Amputee uses prosthesis to feel heat with missing hand
A new prosthesis allows a 57-year-old man with an amputated hand to feel heat. A study shows how the prosthesis, developed by researchers from Switzerland and Italy, enables him to distinguish between different materials based on their temperature.
This is the first time that the natural sensation of temperature has been integrated into a functional prosthesis, according to a press release issued on Friday by the Swiss Federal Institute of Technology Lausanne (EPFL) and the Scuola Superiore Sant’Anna in Pisa, Italy. The results were presented in the scientific journal Med by Cell Press.
“For the first time, we are really close to restoring the full range of sensations for amputees,” Silvestro Micera, one of the lead authors of the study, said in the press release.

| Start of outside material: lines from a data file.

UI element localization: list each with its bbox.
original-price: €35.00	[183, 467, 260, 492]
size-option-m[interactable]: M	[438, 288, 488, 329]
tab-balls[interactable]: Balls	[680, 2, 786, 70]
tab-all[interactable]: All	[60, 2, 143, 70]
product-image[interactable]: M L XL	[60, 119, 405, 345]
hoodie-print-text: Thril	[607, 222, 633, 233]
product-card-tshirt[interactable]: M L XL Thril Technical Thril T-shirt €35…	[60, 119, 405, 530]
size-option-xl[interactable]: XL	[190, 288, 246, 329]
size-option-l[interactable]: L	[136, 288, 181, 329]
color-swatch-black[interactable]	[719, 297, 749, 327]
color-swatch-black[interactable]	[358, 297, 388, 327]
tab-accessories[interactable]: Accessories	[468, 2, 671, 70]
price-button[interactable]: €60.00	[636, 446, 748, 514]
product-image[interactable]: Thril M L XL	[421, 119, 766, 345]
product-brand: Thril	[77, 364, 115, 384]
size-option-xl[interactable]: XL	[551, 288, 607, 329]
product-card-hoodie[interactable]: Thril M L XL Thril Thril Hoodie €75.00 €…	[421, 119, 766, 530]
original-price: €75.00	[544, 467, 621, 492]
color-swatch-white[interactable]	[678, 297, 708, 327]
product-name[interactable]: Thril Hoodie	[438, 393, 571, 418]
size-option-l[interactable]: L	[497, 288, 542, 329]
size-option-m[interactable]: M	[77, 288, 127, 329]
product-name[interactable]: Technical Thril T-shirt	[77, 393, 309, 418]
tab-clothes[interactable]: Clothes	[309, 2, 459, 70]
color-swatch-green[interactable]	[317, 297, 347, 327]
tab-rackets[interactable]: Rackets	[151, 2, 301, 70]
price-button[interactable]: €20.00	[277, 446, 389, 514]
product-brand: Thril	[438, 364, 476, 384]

+ Read more: prosthetic hand can sense objects’ form and position
Not only the researchers were enthusiastic about the device, dubbed “Mini Touch”, but also the study participant Fabrizio. “When one of the researchers placed the sensor on his own body, I could feel the warmth of another person with my phantom hand. That was a very strong feeling for me, it was as if I was reactivating a connection with someone,” he said.
Thermal phantom sensation
The basis for this was a surprising discovery by the same research team, which was reported in a study in the journal Science in May 2023.
The researchers had placed thermo-electrodes on the stumps of the arms of people with amputated hands. They did this in the expectation of obtaining information about where they felt the electrodes on the stump.
However, the test subjects did not feel the temperature on the arm stump, but on the missing hand. The researchers dubbed this concept thermal phantom sensation. A specific point on the arm stump projected the temperature onto a specific part of the phantom hand.
The researchers have now integrated this concept into the prosthesis. In the next step, they want to make Mini Touch, which has so far only been tested in the lab, available for wider use. However, the new device will probably not help all people with amputated hands. In the May study, only 17 out of 27 test subjects experienced a phantom thermal sensation.